A proposito, un grande teorico marxista, Francisco Fernández Buey, ha classificato come “politici ipocriti” coloro che hanno impedito la costruzione del socialismo in Europa dell’Est e in seguito si sono lamentati che si sia sviluppata una mostruosità. E aggiunge: “In un tale contesto, il discorso coraggioso di Castro ha per me il valore della coerenza morale … L’unico modo per sapere se Cuba sarebbe potuta diventare socialista nel senso originario del termine, o se lo può ancora diventare, è pensare nell’ipotesi se gli fosse stato permesso ciò che la maggior parte delle persone voleva quando ha fatto la rivoluzione.

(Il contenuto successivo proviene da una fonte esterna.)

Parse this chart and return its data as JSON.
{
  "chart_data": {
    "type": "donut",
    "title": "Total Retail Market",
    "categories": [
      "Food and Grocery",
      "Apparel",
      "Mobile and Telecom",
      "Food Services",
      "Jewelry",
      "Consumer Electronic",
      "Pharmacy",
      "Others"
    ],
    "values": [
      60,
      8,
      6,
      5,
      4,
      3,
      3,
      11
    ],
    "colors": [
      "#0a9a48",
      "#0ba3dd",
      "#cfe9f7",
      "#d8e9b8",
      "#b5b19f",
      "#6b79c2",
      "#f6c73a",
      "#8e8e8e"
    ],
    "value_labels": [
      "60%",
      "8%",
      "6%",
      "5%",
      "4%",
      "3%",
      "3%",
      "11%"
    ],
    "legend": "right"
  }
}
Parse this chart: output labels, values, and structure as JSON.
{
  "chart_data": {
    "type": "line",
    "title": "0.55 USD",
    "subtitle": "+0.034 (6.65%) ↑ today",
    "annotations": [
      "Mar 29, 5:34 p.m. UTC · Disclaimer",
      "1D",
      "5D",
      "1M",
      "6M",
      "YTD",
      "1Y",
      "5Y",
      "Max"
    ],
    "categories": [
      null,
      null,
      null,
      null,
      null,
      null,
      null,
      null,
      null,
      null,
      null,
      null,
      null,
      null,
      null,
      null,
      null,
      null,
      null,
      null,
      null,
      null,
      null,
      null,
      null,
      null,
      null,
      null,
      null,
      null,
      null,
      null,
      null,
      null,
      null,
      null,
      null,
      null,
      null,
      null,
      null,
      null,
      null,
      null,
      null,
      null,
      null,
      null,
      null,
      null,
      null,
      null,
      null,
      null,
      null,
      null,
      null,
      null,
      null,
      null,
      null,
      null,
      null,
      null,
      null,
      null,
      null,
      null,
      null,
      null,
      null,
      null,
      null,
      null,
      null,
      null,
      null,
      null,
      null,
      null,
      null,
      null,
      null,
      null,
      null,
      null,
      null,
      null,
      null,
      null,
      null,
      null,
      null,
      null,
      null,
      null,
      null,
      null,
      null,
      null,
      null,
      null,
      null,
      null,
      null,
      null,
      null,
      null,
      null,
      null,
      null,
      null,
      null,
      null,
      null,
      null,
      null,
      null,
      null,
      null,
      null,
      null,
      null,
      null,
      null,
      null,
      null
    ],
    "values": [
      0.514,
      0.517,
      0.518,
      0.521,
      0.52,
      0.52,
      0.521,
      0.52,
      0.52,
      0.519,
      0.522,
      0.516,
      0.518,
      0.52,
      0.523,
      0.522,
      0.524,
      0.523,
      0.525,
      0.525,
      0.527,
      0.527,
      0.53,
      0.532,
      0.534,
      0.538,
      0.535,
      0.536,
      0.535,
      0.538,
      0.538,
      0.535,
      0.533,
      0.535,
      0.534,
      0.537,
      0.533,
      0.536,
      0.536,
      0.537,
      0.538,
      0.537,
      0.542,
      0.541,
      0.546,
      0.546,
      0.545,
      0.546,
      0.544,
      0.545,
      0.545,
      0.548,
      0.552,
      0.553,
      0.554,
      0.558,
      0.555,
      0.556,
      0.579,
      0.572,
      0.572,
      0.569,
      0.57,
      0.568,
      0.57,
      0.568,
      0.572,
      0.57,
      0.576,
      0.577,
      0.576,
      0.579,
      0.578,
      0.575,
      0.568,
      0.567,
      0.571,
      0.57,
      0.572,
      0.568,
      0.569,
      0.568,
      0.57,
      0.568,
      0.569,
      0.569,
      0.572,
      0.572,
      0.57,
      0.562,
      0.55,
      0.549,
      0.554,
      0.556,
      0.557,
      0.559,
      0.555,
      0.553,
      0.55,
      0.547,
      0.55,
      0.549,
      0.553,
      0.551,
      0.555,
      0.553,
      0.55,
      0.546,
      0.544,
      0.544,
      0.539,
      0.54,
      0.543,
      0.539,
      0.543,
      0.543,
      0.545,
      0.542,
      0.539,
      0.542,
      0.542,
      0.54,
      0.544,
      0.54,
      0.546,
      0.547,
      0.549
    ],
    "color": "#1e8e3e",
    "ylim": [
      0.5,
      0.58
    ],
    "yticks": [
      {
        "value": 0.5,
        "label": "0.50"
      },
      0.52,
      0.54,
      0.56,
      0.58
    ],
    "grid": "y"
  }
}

Ma sappiamo che non glielo hanno lasciato fare, né glielo lasciano fare”.
E poi l’era “post-Castro” è arrivata senza i cataclismi annunciati. Il rinnovamento avviene da anni davanti agli occhi del mondo, con pazienza e tattiche astute che hanno contribuito a sgrovigliare le qualità e le capacità della gente comune.
Non è solo che i guerriglieri non sono più nominalmente nel Partito che ha condotto la politica nazionale, ma che la generazione che dirige il destino del Paese è nata dopo il 1959 e si esprime anche in termini femminili. L’età media dei suoi leader è ora di 42,5 anni. Il 54,2% di coloro che ricoprono responsabilità sono donne e il 47,7%, afroamericani e mulatti. Sono 75 le prime segretarie dei comitati comunali e distrettuali (42%). L’intera struttura del potere politico e governativo è cambiata, ma non il suo cammino.
La vera scommessa per Cuba non è cambiare, ma dare un senso a quella parola e continuare a navigare in una situazione di continua emergenza. I becchini si stancheranno di alzare la pala?